Answer: c) Rs. 676 and Rs. 625

Solution:   Let the two parts be Rs. x and Rs. (1301 - x).

x[1 + (4/100)]^7 = (1301 -x)[1 + (4/100)]^9
=> x/(1301 - x) =[1 + (4/100)]^2 = [(26/25) * (26/25)]
=> 625x = 676(1301 - x)
=> 1301x = 676 * 1301
=> x = 676.

So, the two parts are Rs. 676 and Rs. (1301 - 676); i.e; Rs. 676 and Rs. 625
12.
A certain sum amounts to Rs. 7350 in 2 years and to Rs. 8575 in 3 years. Find the sum and rate percent.

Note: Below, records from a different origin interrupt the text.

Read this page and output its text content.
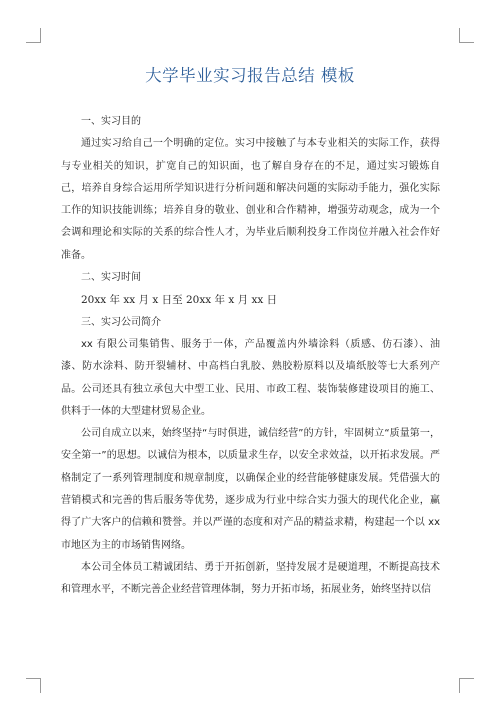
大学毕业实习报告总结 模板

一、实习目的

通过实习给自己一个明确的定位。实习中接触了与本专业相关的实际工作，获得与专业相关的知识，扩宽自己的知识面，也了解自身存在的不足，通过实习锻炼自己，培养自身综合运用所学知识进行分析问题和解决问题的实际动手能力，强化实际工作的知识技能训练；培养自身的敬业、创业和合作精神，增强劳动观念，成为一个会调和理论和实际的关系的综合性人才，为毕业后顺利投身工作岗位并融入社会作好准备。

二、实习时间

20xx 年 xx 月 x 日至 20xx 年 x 月 xx 日

三、实习公司简介

xx 有限公司集销售、服务于一体，产品覆盖内外墙涂料（质感、仿石漆）、油漆、防水涂料、防开裂辅材、中高档白乳胶、熟胶粉原料以及墙纸胶等七大系列产品。公司还具有独立承包大中型工业、民用、市政工程、装饰装修建设项目的施工、供料于一体的大型建材贸易企业。

公司自成立以来，始终坚持“与时俱进，诚信经营”的方针，牢固树立“质量第一，安全第一”的思想。以诚信为根本，以质量求生存，以安全求效益，以开拓求发展。严格制定了一系列管理制度和规章制度，以确保企业的经营能够健康发展。凭借强大的营销模式和完善的售后服务等优势，逐步成为行业中综合实力强大的现代化企业，赢得了广大客户的信赖和赞誉。并以严谨的态度和对产品的精益求精，构建起一个以 xx 市地区为主的市场销售网络。

本公司全体员工精诚团结、勇于开拓创新，坚持发展才是硬道理，不断提高技术和管理水平，不断完善企业经营管理体制，努力开拓市场，拓展业务，始终坚持以信
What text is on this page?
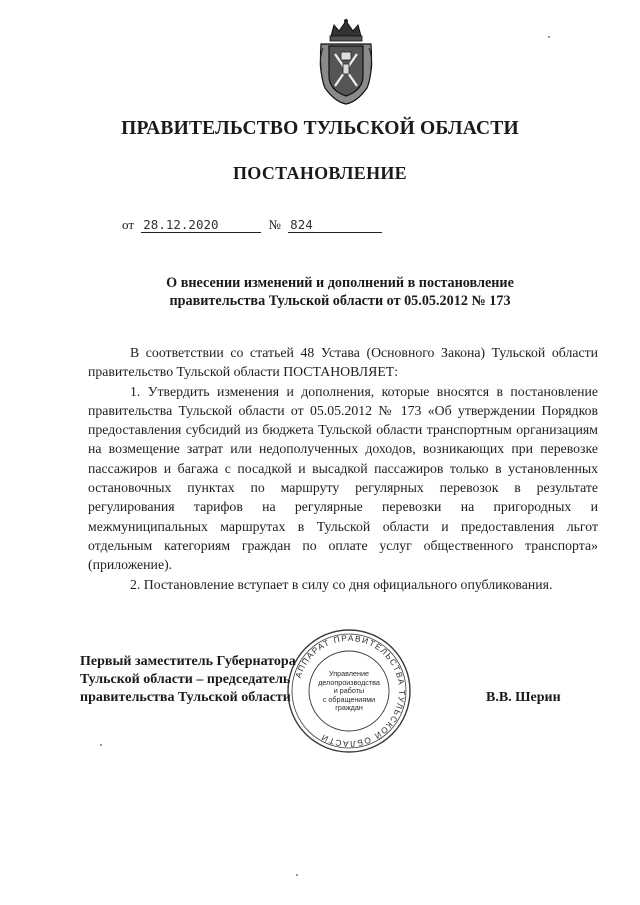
ПРАВИТЕЛЬСТВО ТУЛЬСКОЙ ОБЛАСТИ
ПОСТАНОВЛЕНИЕ
от 28.12.2020	№ 824
О внесении изменений и дополнений в постановление
правительства Тульской области от 05.05.2012 № 173

В соответствии со статьей 48 Устава (Основного Закона) Тульской области правительство Тульской области ПОСТАНОВЛЯЕТ:

1. Утвердить изменения и дополнения, которые вносятся в постановление правительства Тульской области от 05.05.2012 № 173 «Об утверждении Порядков предоставления субсидий из бюджета Тульской области транспортным организациям на возмещение затрат или недополученных доходов, возникающих при перевозке пассажиров и багажа с посадкой и высадкой пассажиров только в установленных остановочных пунктах по маршруту регулярных перевозок в результате регулирования тарифов на регулярные перевозки на пригородных и межмуниципальных маршрутах в Тульской области и предоставления льгот отдельным категориям граждан по оплате услуг общественного транспорта» (приложение).

2. Постановление вступает в силу со дня официального опубликования.

АППАРАТ ПРАВИТЕЛЬСТВА ТУЛЬСКОЙ ОБЛАСТИ
Управление
делопроизводства
и работы
с обращениями
граждан
Первый заместитель Губернатора
Тульской области – председатель
правительства Тульской области	В.В. Шерин
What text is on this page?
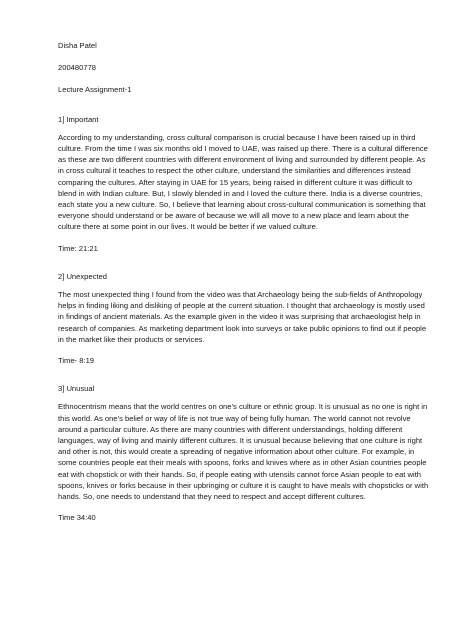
Disha Patel
200480778
Lecture Assignment-1
1] Important
According to my understanding, cross cultural comparison is crucial because I have been raised up in third culture. From the time I was six months old I moved to UAE, was raised up there. There is a cultural difference as these are two different countries with different environment of living and surrounded by different people. As in cross cultural it teaches to respect the other culture, understand the similarities and differences instead comparing the cultures. After staying in UAE for 15 years, being raised in different culture it was difficult to blend in with Indian culture. But, I slowly blended in and I loved the culture there. India is a diverse countries, each state you a new culture. So, I believe that learning about cross-cultural communication is something that everyone should understand or be aware of because we will all move to a new place and learn about the culture there at some point in our lives. It would be better if we valued culture.
Time: 21:21
2] Unexpected
The most unexpected thing I found from the video was that Archaeology being the sub-fields of Anthropology helps in finding liking and disliking of people at the current situation. I thought that archaeology is mostly used in findings of ancient materials. As the example given in the video it was surprising that archaeologist help in research of companies. As marketing department look into surveys or take public opinions to find out if people in the market like their products or services.
Time- 8:19
3] Unusual
Ethnocentrism means that the world centres on one’s culture or ethnic group. It is unusual as no one is right in this world. As one’s belief or way of life is not true way of being fully human. The world cannot not revolve around a particular culture. As there are many countries with different understandings, holding different languages, way of living and mainly different cultures. It is unusual because believing that one culture is right and other is not, this would create a spreading of negative information about other culture. For example, in some countries people eat their meals with spoons, forks and knives where as in other Asian countries people eat with chopstick or with their hands. So, if people eating with utensils cannot force Asian people to eat with spoons, knives or forks because in their upbringing or culture it is caught to have meals with chopsticks or with hands. So, one needs to understand that they need to respect and accept different cultures.
Time 34:40
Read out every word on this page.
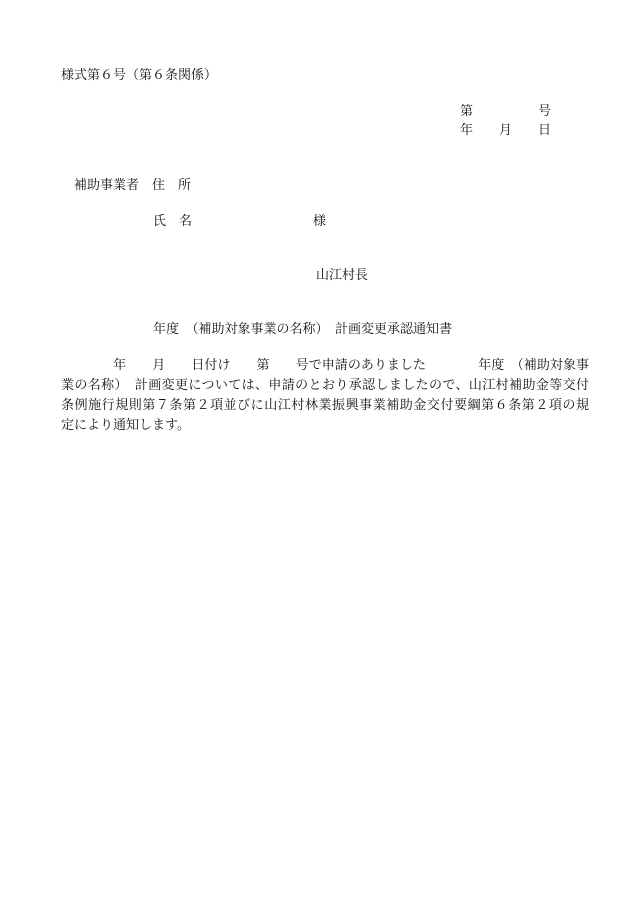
様式第６号（第６条関係）
第　　　　　号
年　　月　　日
補助事業者　住　所
氏　名	様
山江村長
年度　（補助対象事業の名称）　計画変更承認通知書
　　　　年　　月　　日付け　　第　　号で申請のありました　　　　年度　（補助対象事
業の名称）　計画変更については、申請のとおり承認しましたので、山江村補助金等交付
条例施行規則第７条第２項並びに山江村林業振興事業補助金交付要綱第６条第２項の規
定により通知します。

Solution:   S.I. on Rs. 7350 for 1 year = Rs. (8575 - 7350) = Rs. 1225

Rate = [(100 * 1225)/(7350 * 1)] % = 16 2/3%

Let the sum be Rs. x. Then,

x[1 + (50 / (3 * 100))]^2 = 7350
=> x * 7/6 * 7/6 = 7350
=> x = [7350 * (36/49)] = 5400.

Sum = Rs. 5400
13.
A sum of money amounts to Rs. 6690 after 3 years and to Rs. 10,035 after 6 years on compound interest. Find the sum.

Solution:   Let the sum be Rs. P. Then,

P[1 + (R/100)]^3 = 6690 ....... (i)
P[1 + (R/100)]^6 = 10035 ....... (ii)

On dividing, we get [1 + (R/100)]^3 = 10035/6690 = 3/2

Substituting this value in (i), we get:
P * (3/2) = 6690
=> P = [6690 * (2/3)] = 4460

Hence, the sum is Rs. 4460.
14.
A sum of money doubles itself at compound interest in 15 years. In how many years will it become eight times?